Tuesday, March 20, 2018

GCC output, disassembled

The CPU can only run "machine code", i.e. a sequence of bytes encoded in a manner such that the CPU's transistor-based circuitry can operate off of it. Machine code is usually undecipherable to the untrained (and often the trained) eye, as to humans it looks like, at most, a jumble of hexadecimal characters. Indeed, much of the detail contained within machine code can only be appreciated at the binary level. That is why assembly was created.

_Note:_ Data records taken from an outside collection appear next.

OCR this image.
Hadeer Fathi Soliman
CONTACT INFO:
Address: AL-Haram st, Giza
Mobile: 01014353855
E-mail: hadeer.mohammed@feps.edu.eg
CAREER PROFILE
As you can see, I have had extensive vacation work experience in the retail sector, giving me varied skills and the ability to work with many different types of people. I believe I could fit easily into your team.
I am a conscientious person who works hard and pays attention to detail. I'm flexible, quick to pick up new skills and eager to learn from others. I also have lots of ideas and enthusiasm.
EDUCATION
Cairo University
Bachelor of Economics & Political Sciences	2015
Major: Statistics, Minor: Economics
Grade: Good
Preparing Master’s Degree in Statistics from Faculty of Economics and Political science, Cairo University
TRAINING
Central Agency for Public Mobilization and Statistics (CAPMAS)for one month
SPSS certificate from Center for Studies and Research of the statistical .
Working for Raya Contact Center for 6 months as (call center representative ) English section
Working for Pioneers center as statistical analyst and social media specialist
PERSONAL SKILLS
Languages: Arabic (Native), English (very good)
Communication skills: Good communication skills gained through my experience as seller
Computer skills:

Assembly assigns names to the instructions and registers in machine code. These names are reduced to their hexadecimal equivalents by the assembler. Here is some assembly code:
mov eax, 123
xor eax, 456
ret
Here is the same code in machine language:
B8 7B 00 00 00 35 C8 01 00 00 C3
As you can see, no one (or at least no sane person) writes code in machine language. Unfortunately, it's also not much easier to get things done in assembly, the reason being that assembly is a low-level language. Low level languages run directly on, or are directly converted into something that runs on the CPU. Because of this, it is very detailed. Here is an analogy:

Imagine you are painting a masterpiece, pixel by pixel. In assembly, you would have to manually place each pixel. In a medium level language, however, you could say, "Oh, place a line here!", and a line would appear, with all of its pixels in order. The disadvantage with this is that you can't control how each nitty-gritty pixel is placed. In a high level language, you would overlook the lines and say, "I want a rose here, and a tree here", and so on and so forth. The problem here is similar; you can't control how the rose (or your object of choice) is drawn. The difference between them is the level of detail.

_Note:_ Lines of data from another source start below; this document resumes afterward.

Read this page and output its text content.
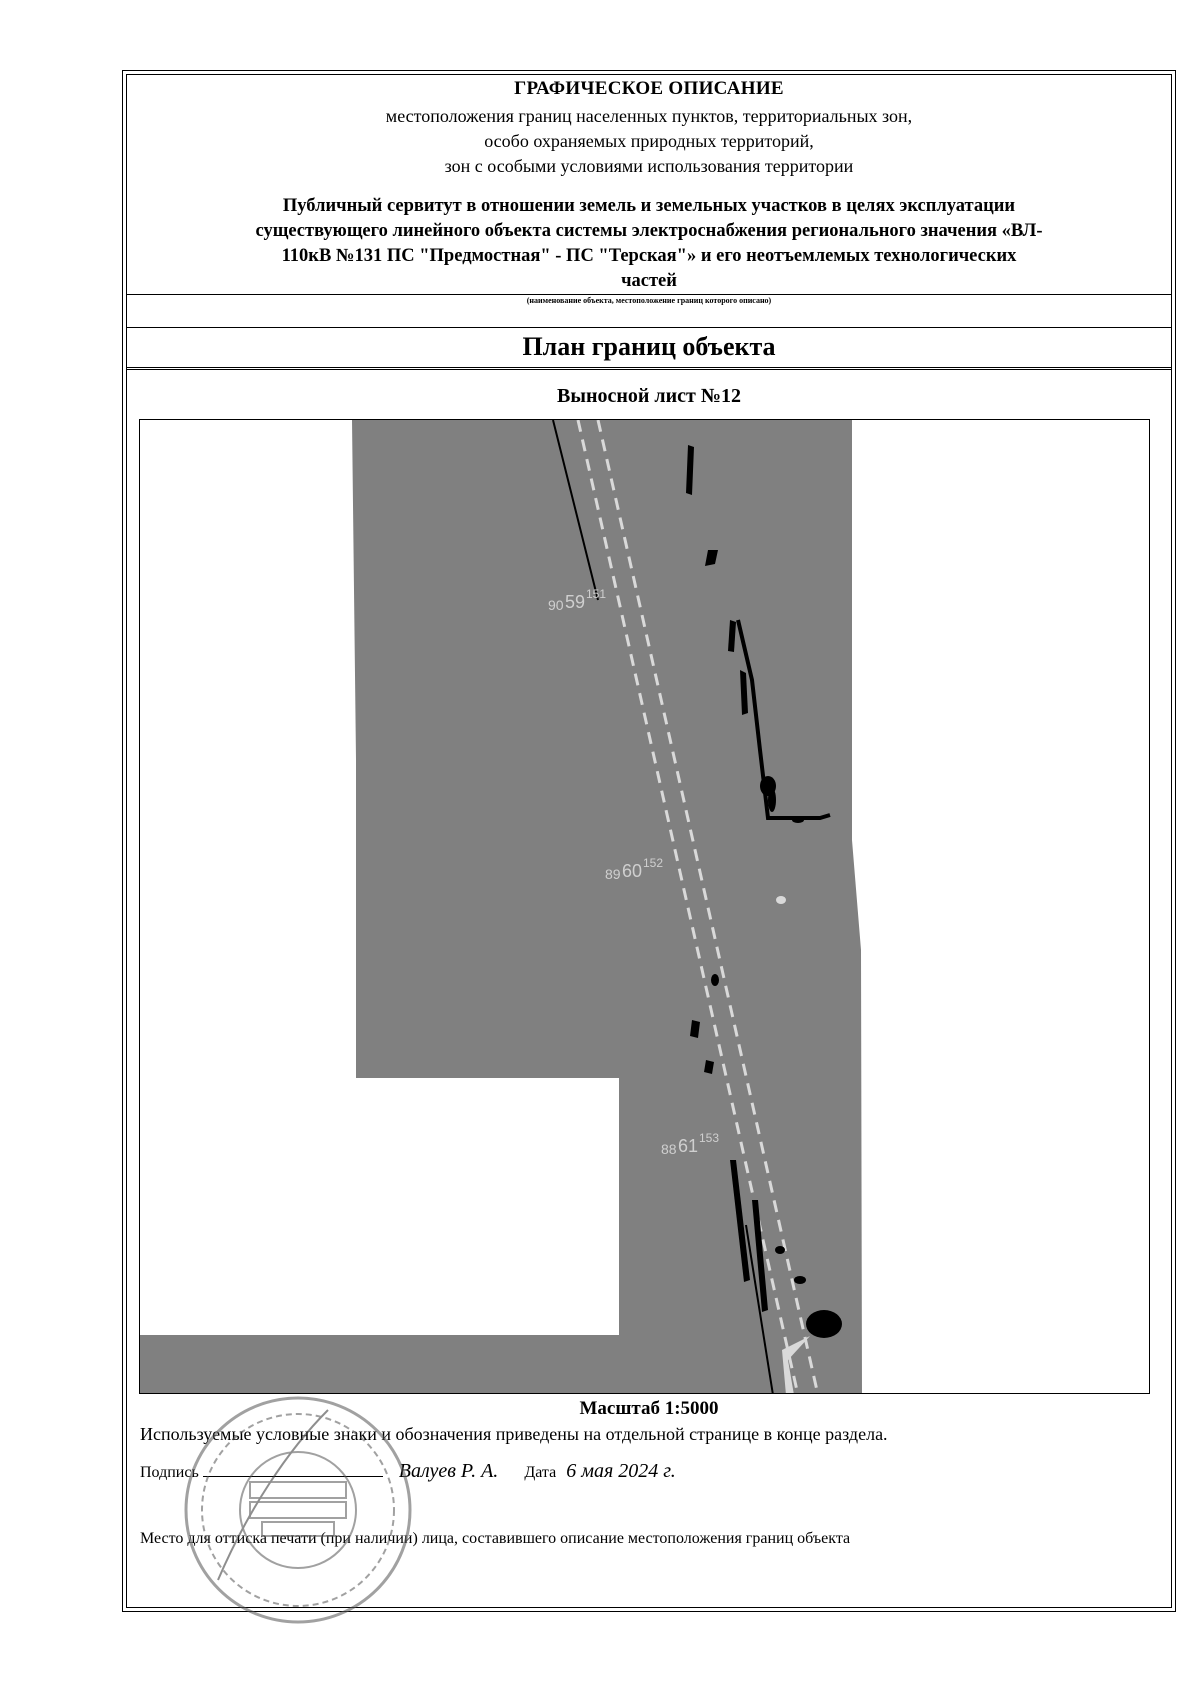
ГРАФИЧЕСКОЕ ОПИСАНИЕ
местоположения границ населенных пунктов, территориальных зон,
особо охраняемых природных территорий,
зон с особыми условиями использования территории
Публичный сервитут в отношении земель и земельных участков в целях эксплуатации
существующего линейного объекта системы электроснабжения регионального значения «ВЛ-
110кВ №131 ПС "Предмостная" - ПС "Терская"» и его неотъемлемых технологических
частей
(наименование объекта, местоположение границ которого описано)
План границ объекта
Выносной лист №12
90 59 151
89 60 152
88 61 153
Масштаб 1:5000
Используемые условные знаки и обозначения приведены на отдельной странице в конце раздела.
Подпись	Валуев Р. А. Дата 6 мая 2024 г.
Место для оттиска печати (при наличии) лица, составившего описание местоположения границ объекта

Knowing this, today we'll be analyzing the output of a C compiler. C code cannot be directly run on the CPU. It must go through the compiler, which converts the input into machine language. Depending on your compiler, it may do this directly, or it may convert the code to assembly and offload the rest of the work onto an assembler. GCC (the GNU C Compiler) belongs to the latter category.

With that being said, let's dive right in. Here is one of the simplest possible C programs:
int main() {
        return 5;
}
After compilation and disassembly, here is what it looks like:
00000000 <main>:
   0:   55                      push   ebp
   1:   89 e5                   mov    ebp,esp
   3:   b8 05 00 00 00          mov    eax,0x5
   8:   5d                      pop    ebp
   9:   c3                      ret
This may seem confusing, but let's analyze it line by line.

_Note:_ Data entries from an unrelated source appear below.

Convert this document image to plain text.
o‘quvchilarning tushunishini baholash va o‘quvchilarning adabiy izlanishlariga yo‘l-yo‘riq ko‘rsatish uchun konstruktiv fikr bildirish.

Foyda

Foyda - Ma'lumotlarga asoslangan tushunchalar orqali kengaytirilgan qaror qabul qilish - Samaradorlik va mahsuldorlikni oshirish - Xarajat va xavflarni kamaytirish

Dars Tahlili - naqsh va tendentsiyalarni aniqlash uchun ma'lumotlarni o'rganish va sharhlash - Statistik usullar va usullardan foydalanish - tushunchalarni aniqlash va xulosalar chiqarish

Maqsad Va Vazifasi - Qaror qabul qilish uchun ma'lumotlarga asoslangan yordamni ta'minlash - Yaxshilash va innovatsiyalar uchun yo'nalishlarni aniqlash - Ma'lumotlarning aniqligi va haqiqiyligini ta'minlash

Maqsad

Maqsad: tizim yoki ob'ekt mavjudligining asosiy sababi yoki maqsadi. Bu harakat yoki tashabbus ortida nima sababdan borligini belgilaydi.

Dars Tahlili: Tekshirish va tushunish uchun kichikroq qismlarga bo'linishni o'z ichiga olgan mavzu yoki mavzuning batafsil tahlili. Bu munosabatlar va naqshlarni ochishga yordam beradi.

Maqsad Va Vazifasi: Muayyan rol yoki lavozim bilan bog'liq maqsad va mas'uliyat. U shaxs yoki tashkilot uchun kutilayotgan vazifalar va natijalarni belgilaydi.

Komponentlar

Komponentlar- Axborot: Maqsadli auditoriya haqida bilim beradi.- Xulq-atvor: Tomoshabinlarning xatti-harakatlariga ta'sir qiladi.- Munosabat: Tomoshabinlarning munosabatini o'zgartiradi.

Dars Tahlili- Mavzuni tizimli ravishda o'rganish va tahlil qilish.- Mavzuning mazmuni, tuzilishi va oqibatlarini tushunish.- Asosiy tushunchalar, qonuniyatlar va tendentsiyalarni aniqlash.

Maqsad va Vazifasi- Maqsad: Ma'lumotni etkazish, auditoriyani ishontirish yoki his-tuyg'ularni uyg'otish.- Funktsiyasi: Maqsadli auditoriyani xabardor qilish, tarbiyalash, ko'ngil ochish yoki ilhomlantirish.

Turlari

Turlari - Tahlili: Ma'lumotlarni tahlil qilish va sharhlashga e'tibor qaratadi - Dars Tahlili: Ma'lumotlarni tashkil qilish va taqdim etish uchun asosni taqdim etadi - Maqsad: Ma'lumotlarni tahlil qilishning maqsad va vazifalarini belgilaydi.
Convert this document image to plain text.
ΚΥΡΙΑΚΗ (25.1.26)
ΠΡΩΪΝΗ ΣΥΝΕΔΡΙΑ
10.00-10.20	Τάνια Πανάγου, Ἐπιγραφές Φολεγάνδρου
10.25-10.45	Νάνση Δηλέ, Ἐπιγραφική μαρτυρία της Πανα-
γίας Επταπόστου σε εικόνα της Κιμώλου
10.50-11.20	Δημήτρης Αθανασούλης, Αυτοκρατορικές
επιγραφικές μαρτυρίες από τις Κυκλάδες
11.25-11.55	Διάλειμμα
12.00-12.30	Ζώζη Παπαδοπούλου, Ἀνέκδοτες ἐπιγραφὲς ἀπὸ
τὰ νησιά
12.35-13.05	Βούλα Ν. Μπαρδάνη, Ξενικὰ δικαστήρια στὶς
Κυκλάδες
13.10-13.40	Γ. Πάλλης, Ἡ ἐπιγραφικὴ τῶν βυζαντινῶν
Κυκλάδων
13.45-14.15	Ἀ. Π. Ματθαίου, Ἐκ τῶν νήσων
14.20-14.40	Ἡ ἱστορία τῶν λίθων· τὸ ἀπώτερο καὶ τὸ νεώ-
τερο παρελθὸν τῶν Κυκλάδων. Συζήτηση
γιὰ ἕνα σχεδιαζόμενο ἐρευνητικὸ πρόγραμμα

Let's examine this snippet:
push ebp
mov ebp, esp
This evidently pushes EBP to the stack and sets EBP to ESP. What does that mean? It stores the value of EBP on the stack, and sets up a new stack frame whose bottom (indicated by the base pointer, EBP) is at the start of the current stack.

"What? I don't get it." you may be saying. Allow me to explain.

On the x86 platform, when you push something to the stack, the data you are pushing is moved to the location pointed to by ESP, the Stack Pointer. Then, ESP is decremented. Initially, ESP is equal to EBP. However, as we push things, ESP starts decreasing away from EBP. Likewise, when we pop something, the data at ESP is moved to our register, and ESP is incremented.

The above assembly code puts EBP onto the stack, storing it (presumably so we can restore it later). Then, it sets up a new stack, whose bottom is at the start of the current stack. This way, the C program has a clean stack to use.

This stub is very common; in fact, those two instructions are present at the beginning of every function in C. It is known as the function prologue.

The line is as follows:
mov eax, 0x5
This line is quite simple. In C, when you return something, you put it in EAX. By default, in assembly, functions do not return values; they just go back to the spot where they were called. Thus, the developers of Unix System V (one of the first and at the time most used versions of Unix) created a convention, the System V Application Binary Interface. Among other things, this specified that function return values should be stored in EAX. Today, most C compilers follow this convention.

We hinted at what the last lines might do earlier. Here they are:
pop ebp
ret
These two instructions restore EBP (which we stored on the stack earlier) and returns. These two lines correspond to the first 2, and are thus known as the function epilogue.

That is all for this post. I will be posting more disassemblies soon.